Ну и ты пристально его разглядываешь. Тоже держишь в напряжении. И уже не отпускаешь. Посмотрим, кто сильней.
Когда ваши взгляды скрещиваются, это похоже на настоящую драку – как во дворе.
Это может затянуться надолго, но тебе пофиг. Ты знаешь, что ты сильней. Он тоже должен это чувствовать. И, чтобы покончить с этим, он отводит глаза и выходит из боя, как последний трус.
Он понял.
Ты его одолел.
Ты можешь уйти с арены. Победителем. Снова победителем. Иначе и не бывает. Ты оборачиваешься, обводишь взглядом одноклассников. До них допёрло, что произошло. Все чувствуют напряжение в классе. Каждый смотрит прямо перед собой.
Чего? Это что, он к тебе обращается? Ты поворачиваешь голову к учительскому столу. Препод не просто уставился на тебя своими совиными глазами, он вдобавок еще что-то говорит. Задал тебе вопрос. Тебе! Вопрос!
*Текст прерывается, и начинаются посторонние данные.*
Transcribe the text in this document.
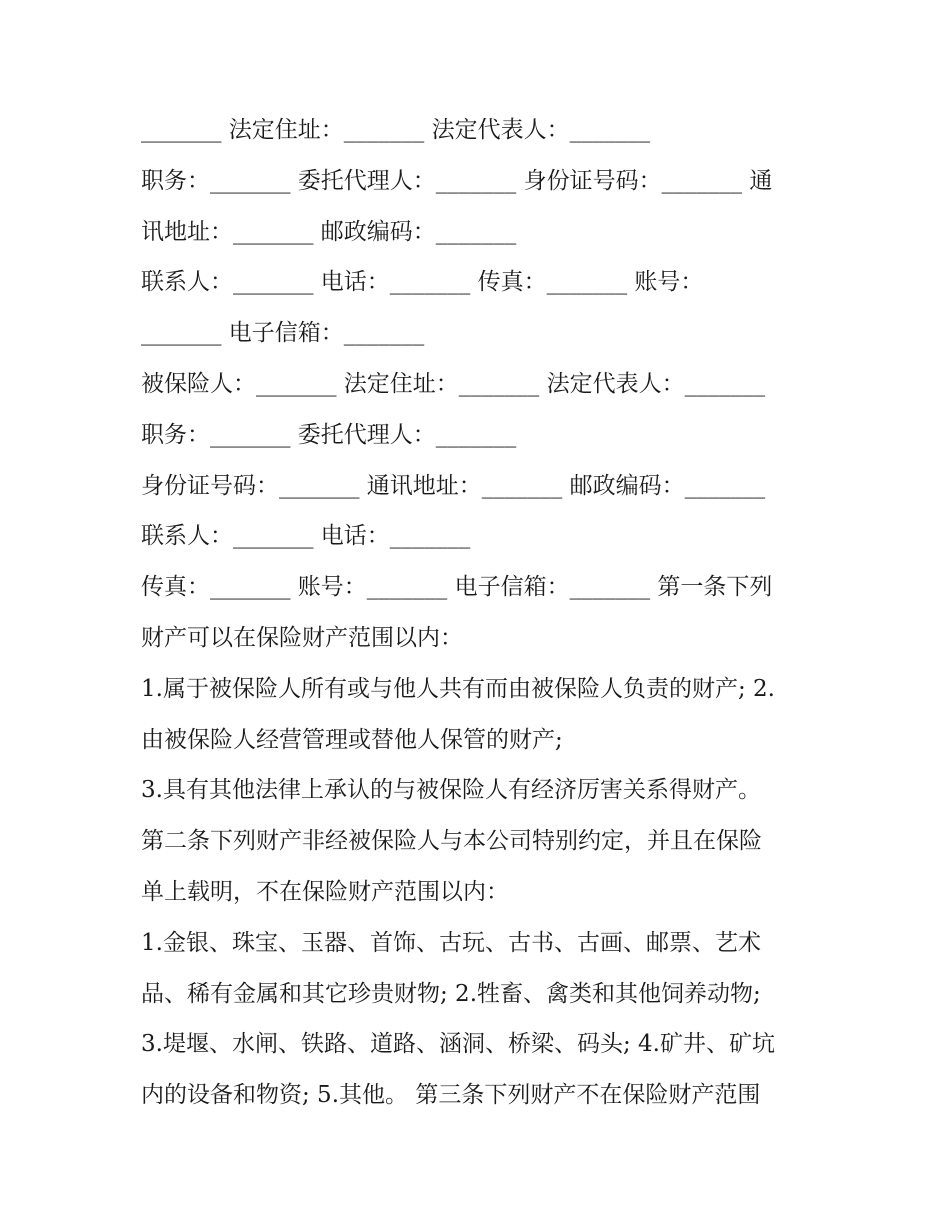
_______ 法定住址：_______ 法定代表人：_______
职务：_______ 委托代理人：_______ 身份证号码：_______ 通
讯地址：_______ 邮政编码：_______
联系人：_______ 电话：_______ 传真：_______ 账号：
_______ 电子信箱：_______
被保险人：_______ 法定住址：_______ 法定代表人：_______
职务：_______ 委托代理人：_______
身份证号码：_______ 通讯地址：_______ 邮政编码：_______
联系人：_______ 电话：_______
传真：_______ 账号：_______ 电子信箱：_______ 第一条下列
财产可以在保险财产范围以内：
1.属于被保险人所有或与他人共有而由被保险人负责的财产; 2.
由被保险人经营管理或替他人保管的财产;
3.具有其他法律上承认的与被保险人有经济厉害关系得财产。
第二条下列财产非经被保险人与本公司特别约定，并且在保险
单上载明，不在保险财产范围以内：
1.金银、珠宝、玉器、首饰、古玩、古书、古画、邮票、艺术
品、稀有金属和其它珍贵财物; 2.牲畜、禽类和其他饲养动物;
3.堤堰、水闸、铁路、道路、涵洞、桥梁、码头; 4.矿井、矿坑
内的设备和物资; 5.其他。 第三条下列财产不在保险财产范围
– Чего? – спрашиваешь ты, обезумев от ярости.
Он повторяет свой вопрос. А его глаза снова уперлись в твои. Выходит, он ничего не понял? Вообще не въехал? Мало ему? Еще хочет? Хочет почувствовать твой кулак на своей роже? Что – вопрос? Понял ли ты вопрос? Да по барабану, не в этом дело. Дело в том, что он до тебя докапывается. А раз он до тебя докапывается…
Кто-то поднимает руку, и препод отворачивается от тебя.
– Да?
Правильный ответ.
Конец урока ты проводишь в попытках снова развязать бой. Чтобы уж покончить с этим раз и навсегда. Уничтожить его. Но глаза препода скользят с одного ученика на другого, а тебя будто не существует.
Он боится. Верняк, боится.
Глава 4
Когда
Блин, как не вовремя. Тебе совершенно нечего ей сказать.
Она настаивает, так что ты попросту заруливаешь к себе в комнату. Но она хватает тебя за рукав и называет по имени:
– Блез!
Свое имя ты ненавидишь. А уж плаксивый тон, которым она к тебе обращается, вообще не выносишь. В нем вся эта жалостливая материнская любовь… Еще не хватало! Ее интонации возвращают тебя в те годы, когда ты был слабаком. Маменькиным сынком. Совершенно беззащитным.
– Блез!
Дернув плечом, вырываешься. Она что-то там бубнит в коридоре. Ты не въезжаешь, о чем она, ты уже не слушаешь. Но внезапно ты останавливаешься, разворачиваешься и возвращаешься к матери.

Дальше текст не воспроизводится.